Citing feeling like a burden (which Leadbeater approves of as a reason) has risen from a third to nearly half. Twenty-eight per cent were referred for psychiatric evaluation to rule out depressive illness when legislation commenced. Now it is less than 1 per cent.
Oregon destroys all source records a year after each annual report. It also includes eye-popping statistics in its annual report without comment, such as that one person took 137 hours to die in 2023, after ingesting the provided lethal drugs.
Leadbeater’s well-intentioned legislation is deeply flawed. Families cannot object; doctors cannot truly opt out, as they must refer to another doctor; there is no obligation, as there is even for a tonsillectomy, to explain that the procedure has risks other than the obvious one of death, such as vomiting up the drugs or slipping into a coma.
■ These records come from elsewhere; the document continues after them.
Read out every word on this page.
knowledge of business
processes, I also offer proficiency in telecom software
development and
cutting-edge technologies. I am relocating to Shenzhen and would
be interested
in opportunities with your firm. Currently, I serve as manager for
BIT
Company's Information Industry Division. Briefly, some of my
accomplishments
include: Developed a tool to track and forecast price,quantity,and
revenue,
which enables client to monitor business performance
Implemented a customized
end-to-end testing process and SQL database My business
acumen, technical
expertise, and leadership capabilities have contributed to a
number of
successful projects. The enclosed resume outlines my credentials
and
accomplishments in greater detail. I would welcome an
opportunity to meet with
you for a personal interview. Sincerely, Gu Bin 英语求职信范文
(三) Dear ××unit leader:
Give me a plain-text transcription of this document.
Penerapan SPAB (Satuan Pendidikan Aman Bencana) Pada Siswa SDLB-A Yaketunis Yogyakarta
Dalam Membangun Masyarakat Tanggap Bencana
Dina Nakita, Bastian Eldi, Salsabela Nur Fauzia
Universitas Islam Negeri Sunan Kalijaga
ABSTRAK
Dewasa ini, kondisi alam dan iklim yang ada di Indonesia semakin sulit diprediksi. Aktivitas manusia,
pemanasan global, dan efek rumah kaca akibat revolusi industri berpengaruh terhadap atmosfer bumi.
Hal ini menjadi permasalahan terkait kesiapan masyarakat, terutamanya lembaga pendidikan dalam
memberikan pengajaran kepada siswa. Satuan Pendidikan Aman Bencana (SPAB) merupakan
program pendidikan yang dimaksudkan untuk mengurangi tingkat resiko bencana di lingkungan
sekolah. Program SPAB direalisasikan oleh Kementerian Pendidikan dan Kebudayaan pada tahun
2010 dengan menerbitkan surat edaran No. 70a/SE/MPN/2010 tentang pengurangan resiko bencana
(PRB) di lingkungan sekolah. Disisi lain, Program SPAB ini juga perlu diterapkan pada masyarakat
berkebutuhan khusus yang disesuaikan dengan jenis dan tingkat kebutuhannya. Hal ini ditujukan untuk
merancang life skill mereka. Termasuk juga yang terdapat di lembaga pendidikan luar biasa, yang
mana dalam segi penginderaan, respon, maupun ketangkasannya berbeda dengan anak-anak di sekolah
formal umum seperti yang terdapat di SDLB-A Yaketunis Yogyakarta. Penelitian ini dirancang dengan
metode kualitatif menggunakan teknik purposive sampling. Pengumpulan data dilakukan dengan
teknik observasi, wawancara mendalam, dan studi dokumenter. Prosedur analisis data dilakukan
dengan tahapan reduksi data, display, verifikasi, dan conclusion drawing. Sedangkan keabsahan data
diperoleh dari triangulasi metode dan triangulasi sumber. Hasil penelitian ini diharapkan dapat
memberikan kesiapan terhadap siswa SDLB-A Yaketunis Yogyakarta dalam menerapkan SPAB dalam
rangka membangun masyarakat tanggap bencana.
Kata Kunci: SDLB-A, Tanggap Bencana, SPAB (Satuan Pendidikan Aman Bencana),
In Ireland disability groups are vehemently opposed to legalisation, as are the Irish Association of Palliative Care, the Irish Palliative Care Consultants’ Association, the Royal College of Physicians and the College of Psychiatrists of Ireland. The Irish College of General Practitioners is neutral but admits that even among those who favour it, the support is passive with little indication of any desire to be actively involved in taking lives.
The last government recently published an important strategy on palliative care. Instead of foisting assisted suicide on healthcare professionals who don’t want it, and vulnerable people who deserve better, why don’t we do something really progressive by prioritising palliative care?